O que é isso que tens nas mãos?
Isto? São minhas bolitas.


Quando afastei a cortina, vi Dante cambaleando pelo pátio, desviando-se dos vasos que Laura havia disposto ao longo da calçada. Ouvi o som dos passos e a voz rouca gritando que os filhos da puta veriam do que era capaz, ainda podia vencer qualquer um, não seria um corno qualquer que o faria envergonhar-se diante dos amigos. Antes de alcançar a escada, diante da porta, derrubou um dos vasos de orquídea e abaixou-se pra apanhar o que sobrara da planta e da terra que se havia espalhado pelo chão.
Laura vai me matar, Laura vai me matar quando vir o que aconteceu com a orquídea que plantou nesse vasinho. Por que não fazem as plantas mais fortes, os homens mais fortes, tudo o que existe mais forte, assim a gente não precisaria se preocupar, nada quebraria, nada, desde que tivesse sido feito mais forte.
Abri a janela e cocei o queixo pra me certificar de que deveria me barbear. Olavo estava de olhos abertos sob o lençol. Fiz uma careta e ele riu, saltou da cama, calçou os chinelos e veio até a janela ainda em tempo de ver Dante juntando a terra, a planta e os cacos. Deixei-o sozinho no quarto e abri a porta pra Dante, antes que Laura tivesse que se levantar.
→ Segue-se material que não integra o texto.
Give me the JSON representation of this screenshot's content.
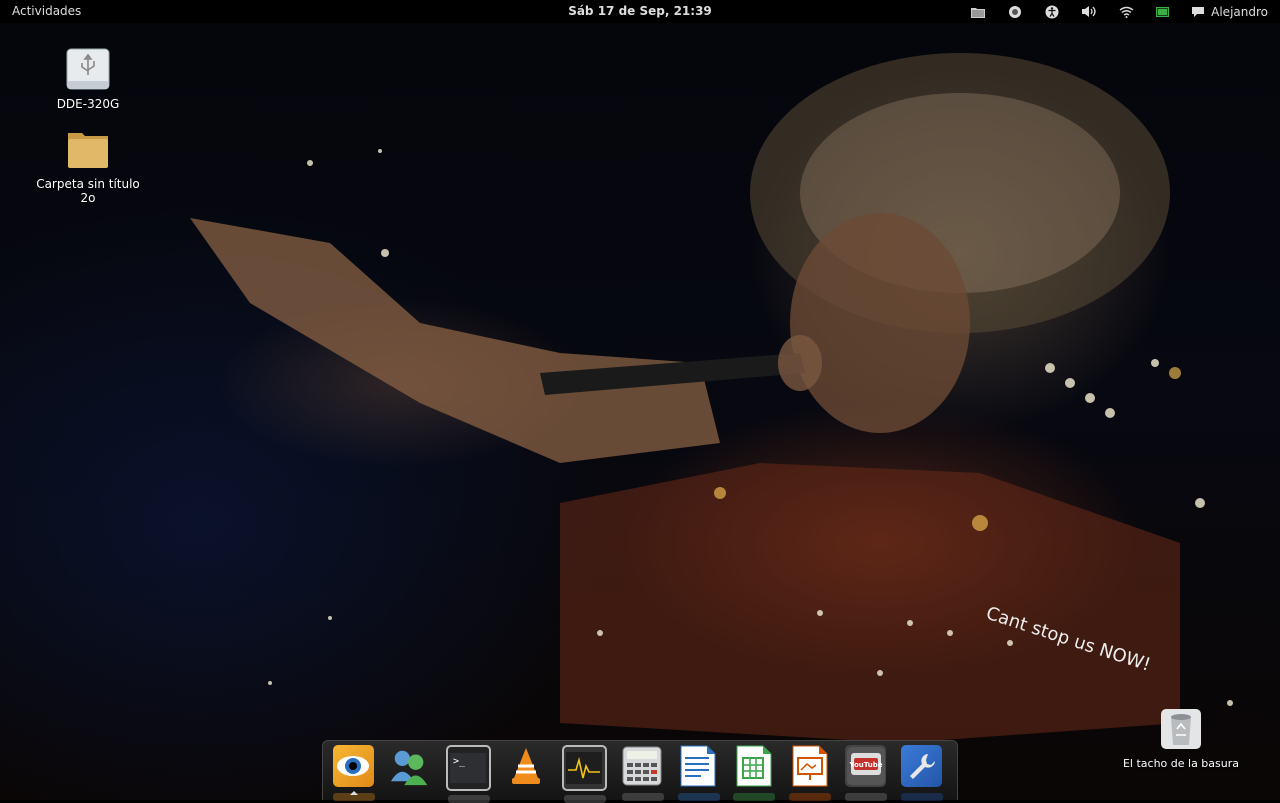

Aquele filho da puta, disse, e percebi que tinha a camisa manchada também de sangue, embora não pudesse ver ferimento algum, apenas os olhos vermelhos e frios, a baba escorrendo pelo canto da boca.
Passei o café, arrumei a mesa e fui pro banheiro. Olavo estava escovando os dentes quando apanhei o aparelho e a lâmina e passei o creme no rosto. Parou com o vaivém da escova quando ouviu o barulho da lâmina cortando os pêlos, e riu, porque gostava do barulho dos pêlos sendo arrancados, e também porque o fato de me barbear enquanto ele escovava os dentes me trazia ainda mais pra perto dele.

Porto Alegre, setembro/outubro de 2001.